14 Şubat 2007 Çarşamba

Yolculuk

Gitme vakti geldi. Annemle vedalaştık. Babam ve ben otobüse binmek üzere yola çıktık. Gerginlikten karnım ağrıyordu. Otogara gelip peronu bulduk. Valizi bagaja verdik. Otobüse bindik ve sanki başka bir dünyaya girdik. Türkçe konuşmayan acayip giysili kadınlar ve adamlarla doluydu otobüs. Bir tek önümüzde benim gibi öğretmen olduğu her halinden belli olan bir kızcağız ve babası vardı.

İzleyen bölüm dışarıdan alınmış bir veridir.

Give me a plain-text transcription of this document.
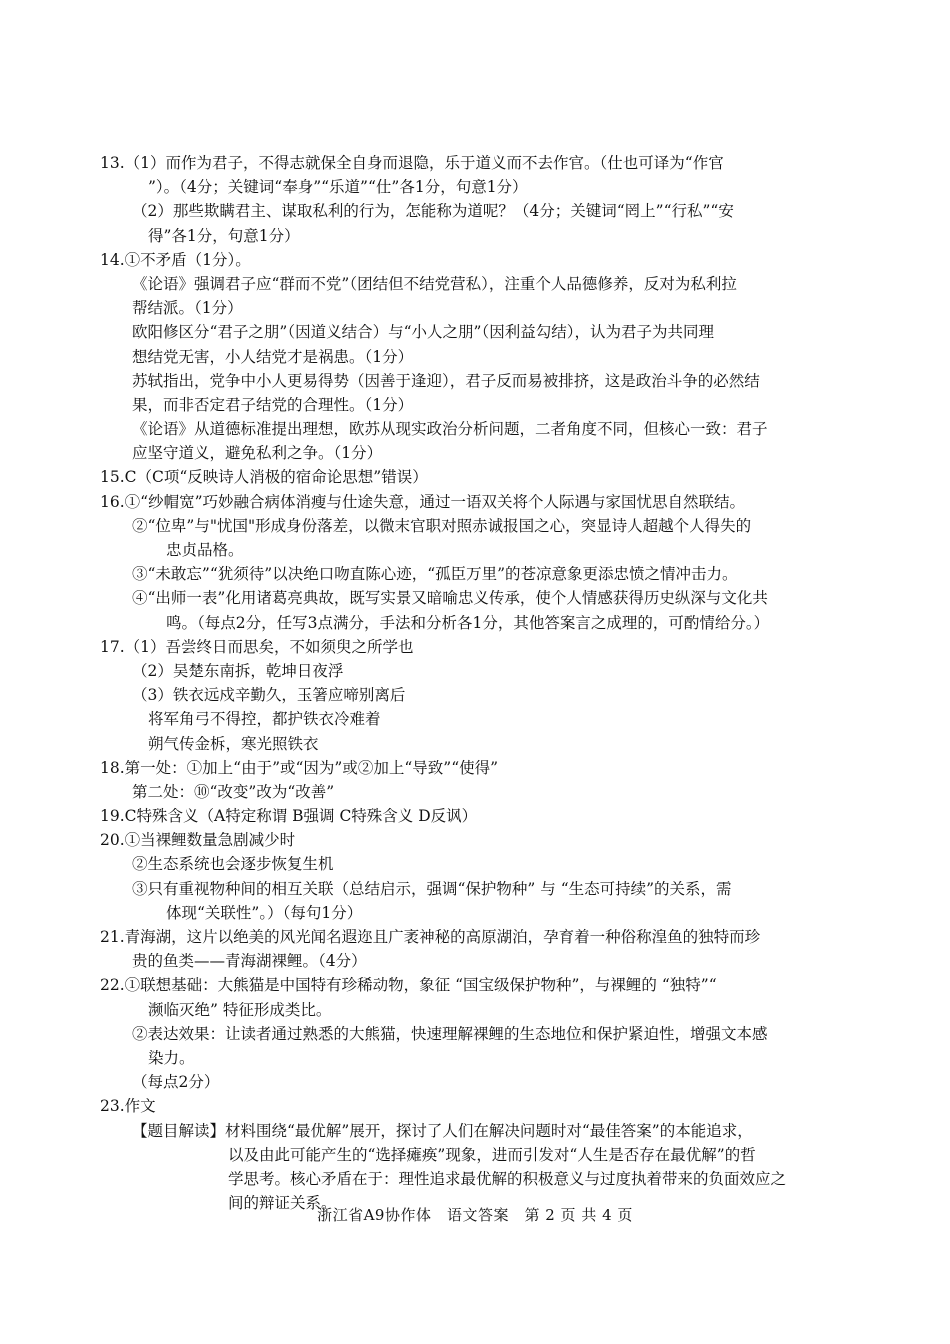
13.（1）而作为君子，不得志就保全自身而退隐，乐于道义而不去作官。（仕也可译为“作官
”）。（4分；关键词“奉身”“乐道”“仕”各1分，句意1分）
（2）那些欺瞒君主、谋取私利的行为，怎能称为道呢？（4分；关键词“罔上”“行私”“安
得”各1分，句意1分）
14.①不矛盾（1分）。
《论语》强调君子应“群而不党”（团结但不结党营私），注重个人品德修养，反对为私利拉
帮结派。（1分）
欧阳修区分“君子之朋”（因道义结合）与“小人之朋”（因利益勾结），认为君子为共同理
想结党无害，小人结党才是祸患。（1分）
苏轼指出，党争中小人更易得势（因善于逢迎），君子反而易被排挤，这是政治斗争的必然结
果，而非否定君子结党的合理性。（1分）
《论语》从道德标准提出理想，欧苏从现实政治分析问题，二者角度不同，但核心一致：君子
应坚守道义，避免私利之争。（1分）
15.C（C项“反映诗人消极的宿命论思想”错误）
16.①“纱帽宽”巧妙融合病体消瘦与仕途失意，通过一语双关将个人际遇与家国忧思自然联结。
②“位卑”与"忧国"形成身份落差，以微末官职对照赤诚报国之心，突显诗人超越个人得失的
忠贞品格。
③“未敢忘”“犹须待”以决绝口吻直陈心迹，“孤臣万里”的苍凉意象更添忠愤之情冲击力。
④“出师一表”化用诸葛亮典故，既写实景又暗喻忠义传承，使个人情感获得历史纵深与文化共
鸣。（每点2分，任写3点满分，手法和分析各1分，其他答案言之成理的，可酌情给分。）
17.（1）吾尝终日而思矣，不如须臾之所学也
（2）吴楚东南拆，乾坤日夜浮
（3）铁衣远戍辛勤久，玉箸应啼别离后
将军角弓不得控，都护铁衣冷难着
朔气传金柝，寒光照铁衣
18.第一处：①加上“由于”或“因为”或②加上“导致”“使得”
第二处：⑩“改变”改为“改善”
19.C特殊含义（A特定称谓 B强调 C特殊含义 D反讽）
20.①当裸鲤数量急剧减少时
②生态系统也会逐步恢复生机
③只有重视物种间的相互关联（总结启示，强调“保护物种” 与 “生态可持续”的关系，需
体现“关联性”。）（每句1分）
21.青海湖，这片以绝美的风光闻名遐迩且广袤神秘的高原湖泊，孕育着一种俗称湟鱼的独特而珍
贵的鱼类——青海湖裸鲤。（4分）
22.①联想基础：大熊猫是中国特有珍稀动物，象征 “国宝级保护物种”，与裸鲤的 “独特”“
濒临灭绝” 特征形成类比。
②表达效果：让读者通过熟悉的大熊猫，快速理解裸鲤的生态地位和保护紧迫性，增强文本感
染力。
（每点2分）
23.作文
【题目解读】材料围绕“最优解”展开，探讨了人们在解决问题时对“最佳答案”的本能追求，
以及由此可能产生的“选择瘫痪”现象，进而引发对“人生是否存在最优解”的哲
学思考。核心矛盾在于：理性追求最优解的积极意义与过度执着带来的负面效应之
间的辩证关系。
浙江省A9协作体　语文答案　第 2 页 共 4 页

Doğunun otobüsleri dolmuş gibidir. Güzergahtaki her şehirde yarım saat durup yolcu indirir-bindirir. Muavin otobüsün kapısından gidilecek şehirlerin ismini bağırır. Binenler biner. Böylece normal şartlar altında, diyelim, 9 saat süren yolculuğunuz 12 saate çıkar. Eğer güzergahtaki şehirleri ilk defa görüyorsanız bu durum eğlenceli olabilir. Ben de bu ilk seferde her şehrin terminaline merakla baktım. Otobüs şehrin içinden geçtiğinde daha da dikkat kesildim. Sabah oldu. Gideceğimiz yere iyice yaklaştık. Babam, çaprazımızda oturan doğulu adamla konuşmaya başladı; atamamın çıktığı köyü sordu. Adam ilçeye yaklaşırken gösterdi: “İşte şurasıdır”. Baktık, adamın gösterdiği yerde bir şey yoktu. Köy çok uzakta, dağın eteğinde olmalıydı. Suratım düştü. Bunu fark eden babam bana dönüp, “Ne düşünüyorsun?” diye sordu. “Geri dönmeyi” dedim.